In a culture where there is a morbid fascination with true crime and public breakdowns, our National Organization of Minority Architects (NOMA) Foundation Fellow Gabby saw an opportunity to empathize with those who are incarcerated or within the criminal justice system.

Gabby’s research project while at CannonDesign zeroed in on mental health within the justice system, and how little attention is paid to inmates and the design of these facilities.

“I really wanted to redesign around the idea of isolation,” said Gabby. “Throughout the pandemic, we’ve all been isolated in some way, but those in our prisons and jails are in constant isolation with very little options in change of environment.”

Through conversations with many throughout the firm, from our mental and behavioral health practice to lighting design to sustainability, Gabby’s research project explored adding more biophilic design elements to these spaces, rehabilitation and catering more to mental health disorders of inmates.

An architecture graduate of Florida A&M University who is pursuing her Master of Architecture at University of Florida this year, this research has shifted Gabby’s career interests more towards improving healthcare design.

“The conversations I had across the firm made me think about design aspects I’d never considered before, particularly when it comes to light and sound,” Gabby said. “It seems like these things aren’t taken into account much in design for correctional facilities, when they could have a big impact on mental health.”

She compared American facilities that have a high focus on security to some in Europe, where a town-like design and access to natural light and the outdoors improve the environment for both inmates and employees.

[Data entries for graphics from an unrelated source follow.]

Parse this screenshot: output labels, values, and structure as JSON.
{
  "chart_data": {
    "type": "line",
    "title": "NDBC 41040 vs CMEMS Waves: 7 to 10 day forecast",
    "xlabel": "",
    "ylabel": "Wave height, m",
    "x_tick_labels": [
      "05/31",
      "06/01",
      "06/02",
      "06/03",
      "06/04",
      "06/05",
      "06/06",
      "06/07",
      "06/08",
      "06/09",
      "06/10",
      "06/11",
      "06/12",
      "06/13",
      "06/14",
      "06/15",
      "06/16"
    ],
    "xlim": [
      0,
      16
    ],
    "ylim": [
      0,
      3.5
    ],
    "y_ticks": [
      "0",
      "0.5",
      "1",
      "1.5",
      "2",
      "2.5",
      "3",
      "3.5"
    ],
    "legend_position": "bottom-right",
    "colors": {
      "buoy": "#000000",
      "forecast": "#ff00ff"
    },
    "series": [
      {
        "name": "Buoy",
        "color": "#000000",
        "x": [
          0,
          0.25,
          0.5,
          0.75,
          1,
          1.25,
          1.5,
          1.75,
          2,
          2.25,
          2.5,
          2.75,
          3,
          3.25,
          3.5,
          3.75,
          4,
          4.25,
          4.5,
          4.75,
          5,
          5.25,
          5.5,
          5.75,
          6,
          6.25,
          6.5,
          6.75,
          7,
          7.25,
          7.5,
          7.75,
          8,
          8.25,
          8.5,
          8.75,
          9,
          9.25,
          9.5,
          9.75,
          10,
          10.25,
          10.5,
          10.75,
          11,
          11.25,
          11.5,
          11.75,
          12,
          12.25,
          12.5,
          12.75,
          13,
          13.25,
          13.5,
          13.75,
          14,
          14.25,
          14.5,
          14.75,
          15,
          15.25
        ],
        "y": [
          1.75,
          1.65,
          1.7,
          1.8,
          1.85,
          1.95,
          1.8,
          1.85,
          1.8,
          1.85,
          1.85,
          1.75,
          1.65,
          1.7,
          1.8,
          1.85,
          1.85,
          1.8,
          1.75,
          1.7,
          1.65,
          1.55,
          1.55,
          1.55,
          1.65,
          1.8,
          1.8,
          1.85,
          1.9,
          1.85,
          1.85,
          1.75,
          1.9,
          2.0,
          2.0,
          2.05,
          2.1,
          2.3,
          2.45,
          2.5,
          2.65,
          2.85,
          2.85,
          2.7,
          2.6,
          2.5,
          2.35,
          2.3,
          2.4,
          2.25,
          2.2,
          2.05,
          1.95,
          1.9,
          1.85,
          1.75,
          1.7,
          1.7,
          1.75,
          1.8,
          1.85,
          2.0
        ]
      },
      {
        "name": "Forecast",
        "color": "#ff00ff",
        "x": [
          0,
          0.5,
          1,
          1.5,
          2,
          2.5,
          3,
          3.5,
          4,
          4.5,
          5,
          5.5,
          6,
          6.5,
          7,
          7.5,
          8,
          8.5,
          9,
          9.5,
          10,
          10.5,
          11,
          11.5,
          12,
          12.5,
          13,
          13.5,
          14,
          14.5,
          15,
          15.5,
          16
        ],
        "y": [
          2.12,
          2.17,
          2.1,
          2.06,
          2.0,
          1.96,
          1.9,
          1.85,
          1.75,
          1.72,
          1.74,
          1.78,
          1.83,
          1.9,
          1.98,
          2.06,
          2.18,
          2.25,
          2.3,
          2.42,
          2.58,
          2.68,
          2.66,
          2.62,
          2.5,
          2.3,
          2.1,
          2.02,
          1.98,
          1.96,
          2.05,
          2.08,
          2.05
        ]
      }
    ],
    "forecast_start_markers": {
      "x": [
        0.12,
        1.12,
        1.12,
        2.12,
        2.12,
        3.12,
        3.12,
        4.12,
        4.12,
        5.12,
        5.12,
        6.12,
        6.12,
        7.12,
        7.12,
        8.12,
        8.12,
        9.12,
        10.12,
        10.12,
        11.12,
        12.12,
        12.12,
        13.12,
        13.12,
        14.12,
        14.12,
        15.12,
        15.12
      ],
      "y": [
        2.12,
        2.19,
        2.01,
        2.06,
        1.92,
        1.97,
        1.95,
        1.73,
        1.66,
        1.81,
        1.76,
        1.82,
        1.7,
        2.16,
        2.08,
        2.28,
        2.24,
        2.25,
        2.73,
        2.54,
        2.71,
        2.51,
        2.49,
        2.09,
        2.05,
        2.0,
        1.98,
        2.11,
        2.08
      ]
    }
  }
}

Constant proximity to nature improves both mental and physical health and is something inmates are deprived of in American facilities.

Gabby proposed adding healing gardens to prison facilities, and more rooms with large windows, as well as access to terraces and gardens for staff and prisoners. She presented her work at the end of her fellowship in March and looks to bring this knowledge going forward into graduate school and her architecture career.

“In the future, if we add more biophilic elements to our designs in any industry, we can improve mental health,” said Gabby.